According to a tweet by Kajetan Mastela, OpenAI’s upcoming GPT‑5.5 will cost $5 per million input tokens and $30 per million output tokens—exactly double the $2.50/$15 rates of GPT‑5.4. By contrast, DeepSeek V4‑Pro is listed at $1.74/M input and $3.48/M output, making it appear dramatically cheaper.
The headline numbers
DeepSeek’s pricing is roughly one‑third of GPT‑5.4’s input cost and less than 10 % of its output cost. OpenAI’s GPT‑5.5, meanwhile, jumps to $5/M input and $30/M output, while the Opus 4.7 model sits at $5/M input and $25/M output. The widening gap suggests a pricing arms race among LLM providers.
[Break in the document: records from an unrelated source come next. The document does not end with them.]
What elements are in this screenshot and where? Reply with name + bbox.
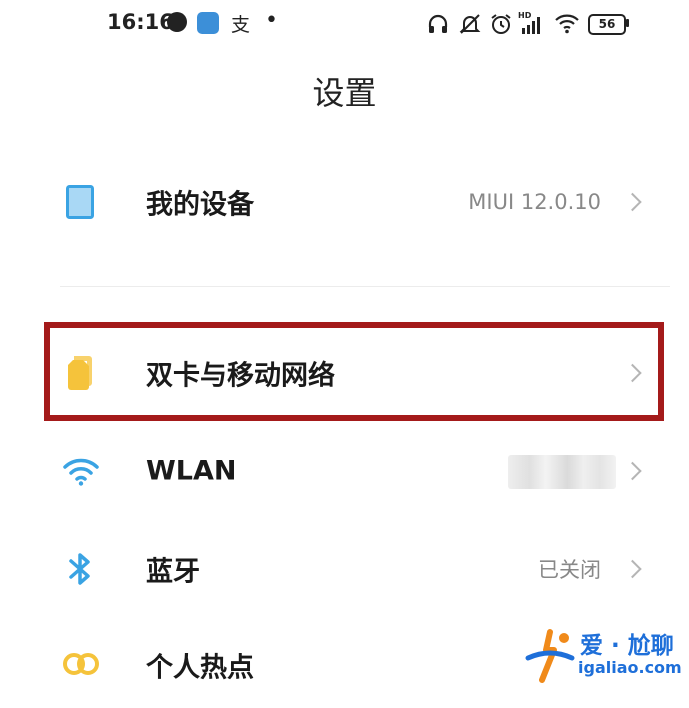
svg-text:HD: HD: [518, 11, 532, 20]
watermark: 爱 · 尬聊 igaliao.com: [520, 624, 685, 688]
signal-hd-icon: HD: [518, 11, 540, 34]
headphones-icon: [428, 14, 448, 33]
highlight-box: [44, 322, 664, 421]
settings-item-label: 蓝牙: [146, 556, 200, 588]
more-notifications-icon: •: [265, 8, 278, 33]
hotspot-icon: [63, 653, 99, 675]
battery-level: 56: [588, 14, 626, 35]
mute-bell-icon: [459, 14, 481, 34]
chevron-right-icon: [623, 559, 642, 579]
section-divider: [60, 286, 670, 287]
bluetooth-icon: [69, 553, 90, 585]
wifi-status-icon: [555, 14, 579, 34]
settings-item-label: WLAN: [146, 455, 237, 487]
watermark-text: 爱 · 尬聊: [580, 633, 674, 659]
settings-item-my-device[interactable]: 我的设备 MIUI 12.0.10: [0, 159, 689, 245]
wifi-icon: [63, 458, 99, 486]
app-notification-icon-2: [197, 12, 219, 34]
device-icon: [66, 185, 94, 219]
chevron-right-icon: [623, 461, 642, 481]
battery-icon: [626, 19, 629, 27]
alarm-icon: [491, 14, 511, 34]
watermark-url: igaliao.com: [578, 658, 682, 677]
settings-item-label: 个人热点: [146, 652, 254, 684]
alipay-notification-icon: 支: [231, 14, 251, 36]
settings-item-bluetooth[interactable]: 蓝牙 已关闭: [0, 526, 689, 612]
chevron-right-icon: [623, 192, 642, 212]
page-title: 设置: [312, 74, 377, 112]
watermark-logo-icon: [525, 629, 575, 683]
status-time: 16:16: [107, 10, 174, 34]
wlan-network-name-blurred: [508, 455, 616, 489]
settings-item-label: 我的设备: [146, 189, 254, 221]
settings-item-value: 已关闭: [538, 558, 601, 582]
app-notification-icon: [167, 12, 187, 32]
settings-item-value: MIUI 12.0.10: [468, 190, 601, 214]
status-bar: 16:16 支 • HD 56: [0, 0, 689, 52]
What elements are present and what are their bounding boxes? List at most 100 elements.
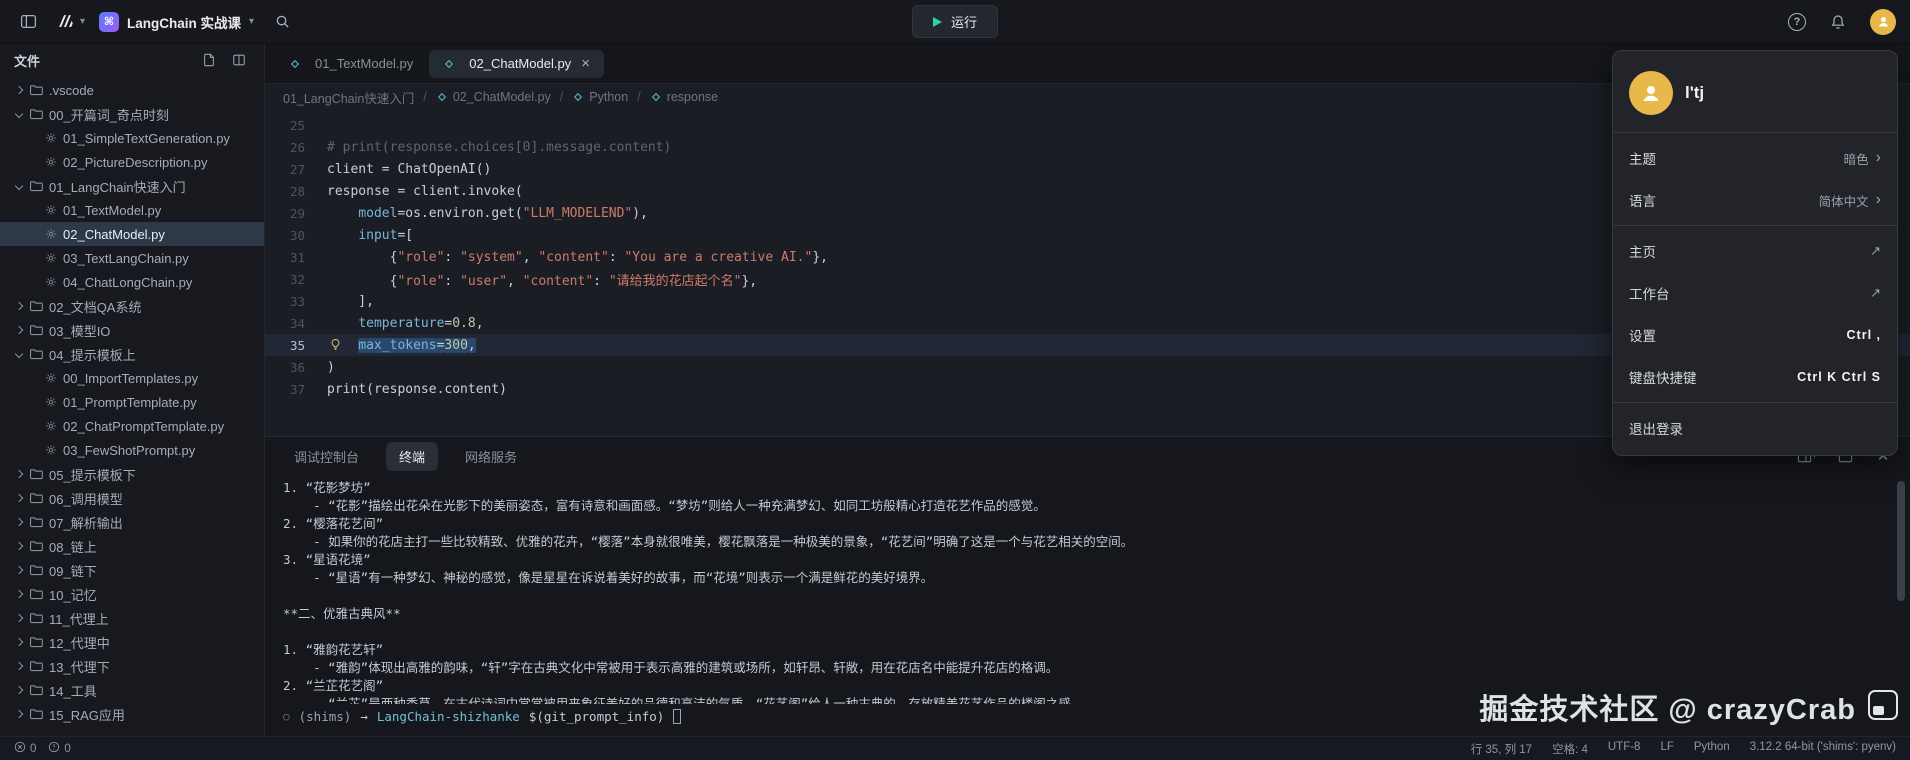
tree-file[interactable]: 03_TextLangChain.py — [0, 246, 264, 270]
breadcrumb-item[interactable]: 01_LangChain快速入门 — [283, 88, 414, 107]
python-file-icon — [45, 204, 57, 216]
tree-folder[interactable]: 11_代理上 — [0, 606, 264, 630]
status-eol[interactable]: LF — [1660, 741, 1673, 757]
panel-tab-network-service[interactable]: 网络服务 — [452, 442, 530, 471]
chevron-right-icon — [12, 539, 26, 553]
tree-file[interactable]: 02_ChatPromptTemplate.py — [0, 414, 264, 438]
folder-icon — [29, 659, 43, 673]
menu-item-logout[interactable]: 退出登录 — [1613, 407, 1897, 449]
tree-item-label: 09_链下 — [49, 563, 97, 579]
status-warning-circle[interactable]: 0 — [48, 741, 71, 756]
tree-folder[interactable]: 07_解析输出 — [0, 510, 264, 534]
tree-file[interactable]: 03_FewShotPrompt.py — [0, 438, 264, 462]
terminal-output[interactable]: 1. “花影梦坊” - “花影”描绘出花朵在光影下的美丽姿态，富有诗意和画面感。… — [265, 475, 1910, 704]
tree-item-label: 01_TextModel.py — [63, 202, 162, 218]
chevron-right-icon — [12, 683, 26, 697]
project-switcher[interactable]: ⌘ LangChain 实战课 ▾ — [99, 11, 254, 32]
status-bar: 00 行 35, 列 17 空格: 4 UTF-8 LF Python 3.12.2 64… — [0, 736, 1910, 760]
tree-file[interactable]: 00_ImportTemplates.py — [0, 366, 264, 390]
tree-folder[interactable]: 02_文档QA系统 — [0, 294, 264, 318]
editor-tab-0[interactable]: 01_TextModel.py — [275, 50, 427, 78]
tree-item-label: 03_TextLangChain.py — [63, 250, 189, 266]
app-logo[interactable]: ▾ — [56, 12, 85, 31]
tree-folder[interactable]: 03_模型IO — [0, 318, 264, 342]
menu-item-settings[interactable]: 设置 Ctrl , — [1613, 314, 1897, 356]
status-indentation[interactable]: 空格: 4 — [1552, 741, 1588, 757]
panel-tabs-list: 调试控制台 终端 网络服务 — [281, 441, 530, 471]
breadcrumb-item[interactable]: 02_ChatModel.py — [436, 90, 551, 104]
tree-item-label: 00_ImportTemplates.py — [63, 370, 199, 386]
breadcrumb-item[interactable]: response — [650, 90, 718, 104]
status-encoding[interactable]: UTF-8 — [1608, 741, 1641, 757]
tree-file[interactable]: 01_SimpleTextGeneration.py — [0, 126, 264, 150]
tree-folder[interactable]: 14_工具 — [0, 678, 264, 702]
avatar[interactable] — [1870, 8, 1896, 35]
status-error-circle[interactable]: 0 — [14, 741, 36, 756]
tree-file[interactable]: 02_PictureDescription.py — [0, 150, 264, 174]
chevron-right-icon: › — [1875, 149, 1881, 166]
line-number: 31 — [289, 249, 305, 265]
folder-icon — [29, 515, 43, 529]
tree-folder[interactable]: 12_代理中 — [0, 630, 264, 654]
menu-item-label: 工作台 — [1629, 287, 1670, 302]
panel-tab-debug-console[interactable]: 调试控制台 — [281, 442, 372, 471]
menu-item-label: 设置 — [1629, 329, 1656, 344]
notifications-bell-icon[interactable] — [1824, 8, 1852, 36]
ide-window: ▾ ⌘ LangChain 实战课 ▾ 运行 ? 文件 .vscode 00_开… — [0, 0, 1910, 760]
python-file-icon — [45, 156, 57, 168]
menu-item-home[interactable]: 主页 ↗ — [1613, 230, 1897, 272]
tree-folder[interactable]: .vscode — [0, 78, 264, 102]
status-cursor-position[interactable]: 行 35, 列 17 — [1471, 741, 1532, 757]
tree-folder[interactable]: 01_LangChain快速入门 — [0, 174, 264, 198]
tree-folder[interactable]: 09_链下 — [0, 558, 264, 582]
editor-tab-1[interactable]: 02_ChatModel.py × — [429, 49, 604, 78]
tree-item-label: 14_工具 — [49, 683, 97, 699]
breadcrumb-label: 01_LangChain快速入门 — [283, 91, 415, 106]
search-icon[interactable] — [268, 8, 296, 36]
help-icon[interactable]: ? — [1788, 12, 1806, 31]
split-explorer-icon[interactable] — [228, 49, 250, 71]
menu-item-theme[interactable]: 主题 暗色 › — [1613, 137, 1897, 179]
close-tab-icon[interactable]: × — [581, 56, 590, 71]
menu-item-keyboard-shortcuts[interactable]: 键盘快捷键 Ctrl K Ctrl S — [1613, 356, 1897, 398]
folder-icon — [29, 491, 43, 505]
sidebar-toggle-icon[interactable] — [14, 8, 42, 36]
tree-folder[interactable]: 15_RAG应用 — [0, 702, 264, 726]
tree-folder[interactable]: 05_提示模板下 — [0, 462, 264, 486]
folder-icon — [29, 467, 43, 481]
lightbulb-icon[interactable] — [329, 338, 342, 355]
breadcrumb-item[interactable]: Python — [572, 90, 628, 104]
tree-folder[interactable]: 06_调用模型 — [0, 486, 264, 510]
chevron-right-icon — [12, 299, 26, 313]
chevron-right-icon — [12, 83, 26, 97]
tree-folder[interactable]: 04_提示模板上 — [0, 342, 264, 366]
python-file-icon — [443, 58, 455, 70]
chevron-right-icon — [12, 515, 26, 529]
new-file-icon[interactable] — [198, 49, 220, 71]
tree-file[interactable]: 04_ChatLongChain.py — [0, 270, 264, 294]
status-python-interpreter[interactable]: 3.12.2 64-bit ('shims': pyenv) — [1750, 741, 1896, 757]
chevron-down-icon: ▾ — [80, 15, 86, 27]
line-number: 25 — [289, 117, 305, 133]
tree-file[interactable]: 02_ChatModel.py — [0, 222, 264, 246]
tree-file[interactable]: 01_PromptTemplate.py — [0, 390, 264, 414]
run-button[interactable]: 运行 — [911, 5, 999, 38]
popout-terminal-icon[interactable] — [1868, 690, 1898, 720]
menu-item-workbench[interactable]: 工作台 ↗ — [1613, 272, 1897, 314]
terminal-line: 1. “花影梦坊” — [283, 480, 371, 495]
tree-folder[interactable]: 00_开篇词_奇点时刻 — [0, 102, 264, 126]
tree-folder[interactable]: 13_代理下 — [0, 654, 264, 678]
project-icon: ⌘ — [99, 11, 120, 32]
terminal-line: 2. “樱落花艺间” — [283, 516, 384, 531]
tree-file[interactable]: 01_TextModel.py — [0, 198, 264, 222]
panel-tab-terminal[interactable]: 终端 — [386, 441, 439, 471]
tree-folder[interactable]: 10_记忆 — [0, 582, 264, 606]
tree-folder[interactable]: 08_链上 — [0, 534, 264, 558]
python-file-icon — [572, 91, 584, 103]
python-file-icon — [45, 132, 57, 144]
menu-item-language[interactable]: 语言 简体中文 › — [1613, 179, 1897, 221]
terminal-scrollbar[interactable] — [1897, 481, 1905, 601]
line-number: 32 — [289, 271, 305, 287]
status-language-mode[interactable]: Python — [1694, 741, 1730, 757]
How the costs compare in practice
For a typical startup workload—say 10 M input tokens and 5 M output tokens per month—DeepSeek would cost about $17, whereas GPT‑5.5 would run roughly $200. Even Opus 4.7 would be $125. Those differences can quickly affect budgeting decisions, especially when scaling.
Caveats and trade‑offs
Price isn’t the only metric. DeepSeek’s performance claims are “very strong,” but independent benchmarks are limited, and the model may generate more false positives in niche domains. OpenAI’s higher price often comes with broader ecosystem support, better safety tooling, and more mature documentation. Startups should weigh the risk of reduced reliability against the immediate savings.
When to try DeepSeek
If your product is token‑heavy and you can tolerate a modest dip in model maturity, experiment with DeepSeek on a low‑traffic feature and compare latency, quality, and cost against a baseline GPT‑5.4 integration. Keep an eye on the pricing announcements for GPT‑5.5 and Opus 4.7, as shifts could alter the calculus before committing to a long‑term contract.